Since seizing the West Bank in 1967, Israel has held full control over all planning matters for both Palestinians and Jewish settlers in an area covering over 60 percent of the territory.
Although settlers can secure building permits with ease, the opposite applies for Palestinians who are forced to build illegally, with Israel bulldozing hundreds of such unauthorised structures every year, rights groups say.
- Villages v settlements -
Over 60 percent -- around 360,000 hectares or 890,000 acres -- of the West Bank is classified as Area C, which Israel aims to retain under any final settlement.
This is where Israel has full control over security and also civilian affairs which are managed by the Civil Administration, a unit of the defence ministry.
UN figures show there are an estimated 298,000 Palestinians living in Area C, grouped into 532 residential areas.
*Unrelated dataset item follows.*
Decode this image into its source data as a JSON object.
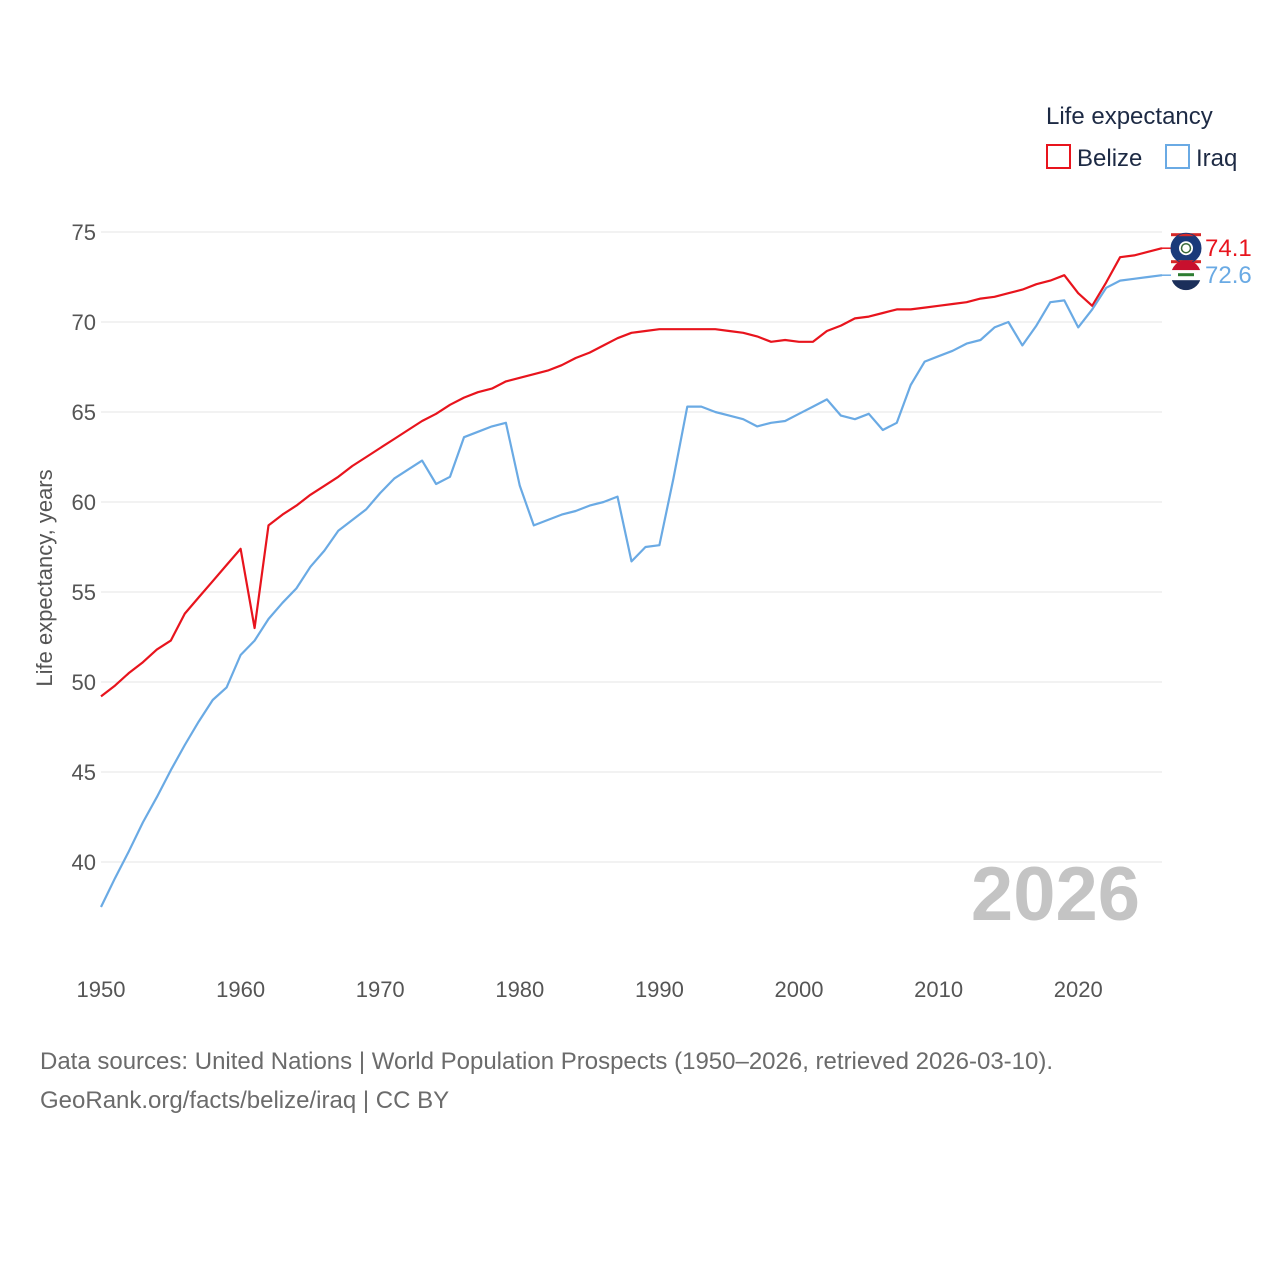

There are also 341,000 Israelis living in 135 settlements and 100 or so unauthorised outposts.
Less than one percent of Area C is designated for Palestinian development, compared to 70 percent which falls within the domain of local settlements, the UN says.
Palestinian construction in the other 29 percent of Area C is subject to severe restrictions and almost impossible to carry out.
- Demolition orders v permits -
Since the 1993 Oslo autonomy accords were signed, Israel has issued more than 14,600 demolition orders, according to Israeli planning rights watchdog Bimkom.
So far, about 2,925 structures have actually been demolished.
Bimkom architect Alon Cohen Lifschitz estimates there are an average of two structures per order, meaning that over the past two decades, Israel has issued demolition notices to nearly 30,000 Palestinian-owned structures.
Last year, Israel issued 911 demolition orders on grounds of a lack of building permits.
There are currently more than 9,100 outstanding demolition orders which can be implemented, Bimkom says.
Structures can include anything from a house to an animal shed, a road or fence, foundations, infrastructure, cisterns, cemeteries, and solar panels.
Since 1996, Israel has granted only a few hundred building permits for Palestinian structures.
According to Amnesty International, there were 76 building permits issued to Palestinians between 1996 and 1999.
And from 2000-2014, only 206 building permits were issued, Bimkom says.
In 2014, Israel granted a single building permit.
- Two-tier planning system -
In Area C, a two-tier planning system operates based on ethnic-national background: a civil and representative planning system for Jewish settlers, and a military system without representation for Palestinians, Israeli NGO Rabbis for Human Rights says.
In planning for Palestinian villages, the objectives are to limit land use and encourage dense construction, whereas in the settlements, the trend is often the opposite –- to include as much area as possible, producing particularly low density levels, it says.